Direct State Access

I am inspecting Direct State Access, which sounds pretty exciting. Now I am wondering if I am actually getting it right:

Let’s take the example of GlDrawElements. It would normally require to bind a vertex vbo and an index vbo. The cost for doing so is noticeable, so a decent engine tries to keep stuff sorted by vertex/index buffer usage (not to mention textures etc.).

Is this cost (and consequently the need for the sorting or queueing infrastructure) going more or less away with Direct State Access?

It Would be really reall great not having to be so worried about how many times textures and vertex buffer objects are shuffled… if not for a matter of speed, for the significative simplification of code.

Erm, no you misunderstood the intention of this extension completely.

DSA doesn’t have anything to do with performance. Using DSA won’t speed up your app, so you will need to keep sorting stuff. That doesn’t change.

It only makes the API easier, less painful to use. That’s it. Just more convenience.

Ok, in SOME rare situations DSA does give a speedup, but only in situations where non-DSA code would have needed to query lots of states, change state, and then reset the queried state. This is supposed to be done inside nVidia’s Cg. But this speedup is only on the driver-side (CPU), not on the GPU.

Sorting of states needs to be done to keep the GPU busy and not introduce pipeline-stalls. DSA can’t change that.

Also keep in mind that the DSA-extension is still experimental and not finished. If you start using it now, you might need to change your code later, when it becomes standardized. Also, i don’t know whether it is already supported on ATI.


Exciting: no more.

The way I understand it now, I am sure Direct State Access will clean up things, and represent some sort of evolution - but certainly not a revolution.

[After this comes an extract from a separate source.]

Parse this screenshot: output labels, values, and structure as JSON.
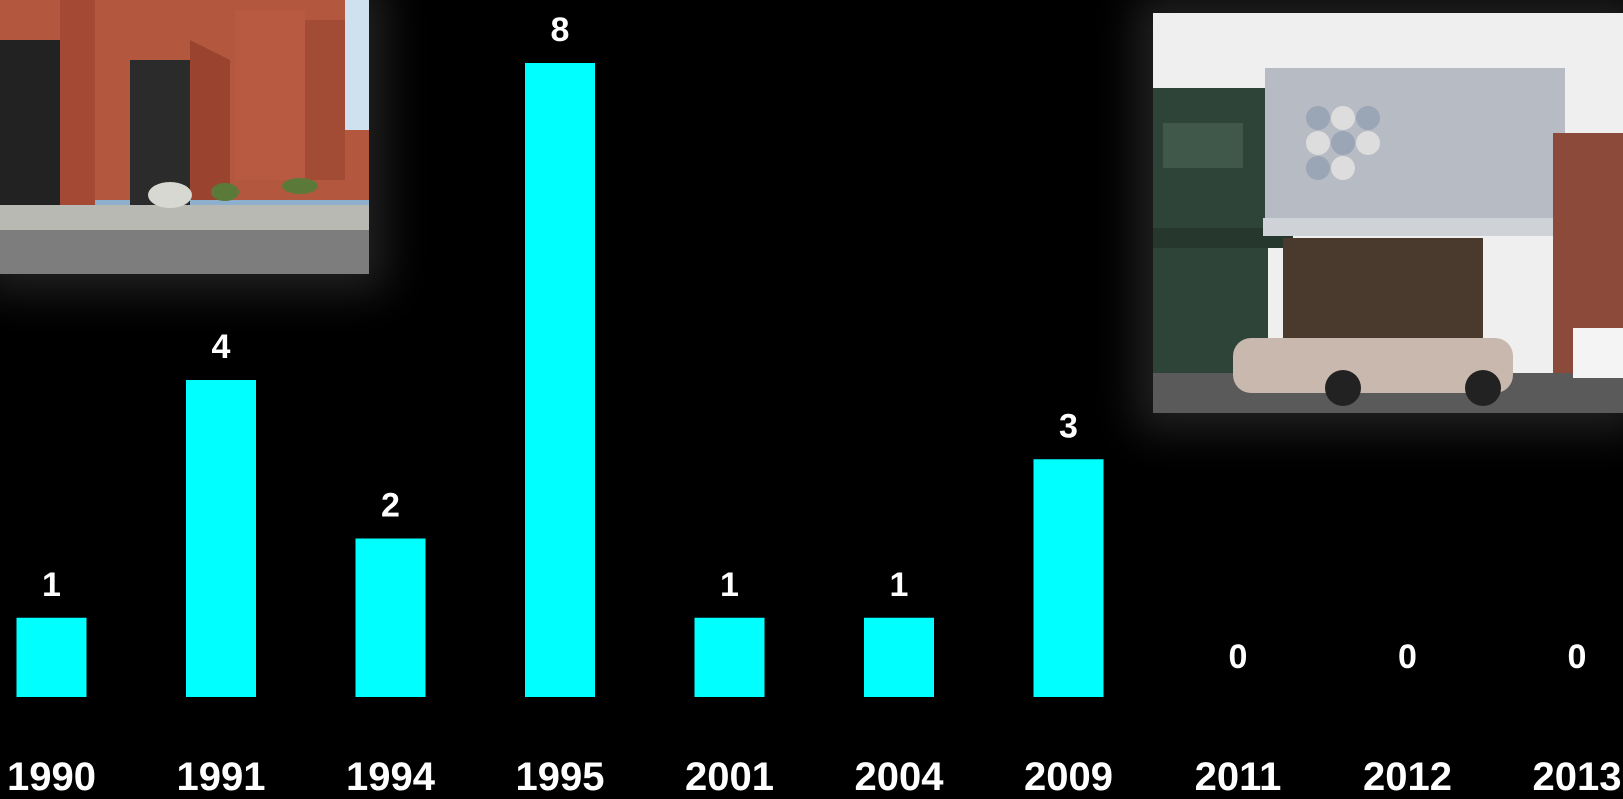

I wonder why no one seems to address the fact that the whole “object/state change = cost” is a major flaw of both OpenGL and DirectX. Is this directly related to how the hardware works? Then it’s a hardware flaw.

Back in the software rendering days, using a pointer to a certain memory area containing vertex data, wasn’t a cost at all, it was barely a value assignation to variable. Passing said memory area through a chain of functions or another - to render it with a certain “shader” or another, wasn’t a cost too, just a case switch or something like that.

But I digress! :slight_smile:
Thanks for explaining.

It is a hardware restriction. It is the reason why hardware can be that fast in the first place. You wouldn’t expect a Ferrari to go top-speed while driving off-road, do you?

Learn more about how hardware works and you will understand it.

You really can’t compare hardware-rendering with software-rendering. Neither feature-wise nor performance-wise.

But with the flexibility of modern shader-pipelines more and more of these restrictions are lifted, or become easier to overcome. Maybe in a few years it will actually be possible to render most things without sorting.


I wonder why no one seems to address the fact that the whole “object/state change = cost” is a major flaw of both OpenGL and DirectX. Is this directly related to how the hardware works? Then it’s a hardware flaw.

It’s not a flaw; it’s a tradeoff. It’s like saying it’s a flaw that some algorithms can be sped up by making them use more memory.

First, OpenGL and Direct3D are designed to abstract implementation details. That way, you don’t have to know what specific registers or marshaling behavior ATI or NVIDIA hardware has or needs. It just functions. Abstractions impose a performance penalty, but the penalty is usually minimal (and you’d have to incur it in your own code anyway even if you were coding directly to the hardware).

Second, GPU memory and registers don’t belong to you. You must access them over a (relatively slow) PCIe bus. The APIs are designed to minimize the impact of this as much as possible, but there will always be some performance simply due to having less available bandwidth to the GPU.

The thing most likely to reduce state change overhead is on-CPU GPUs, like Intel’s stuff or AMD Fusion.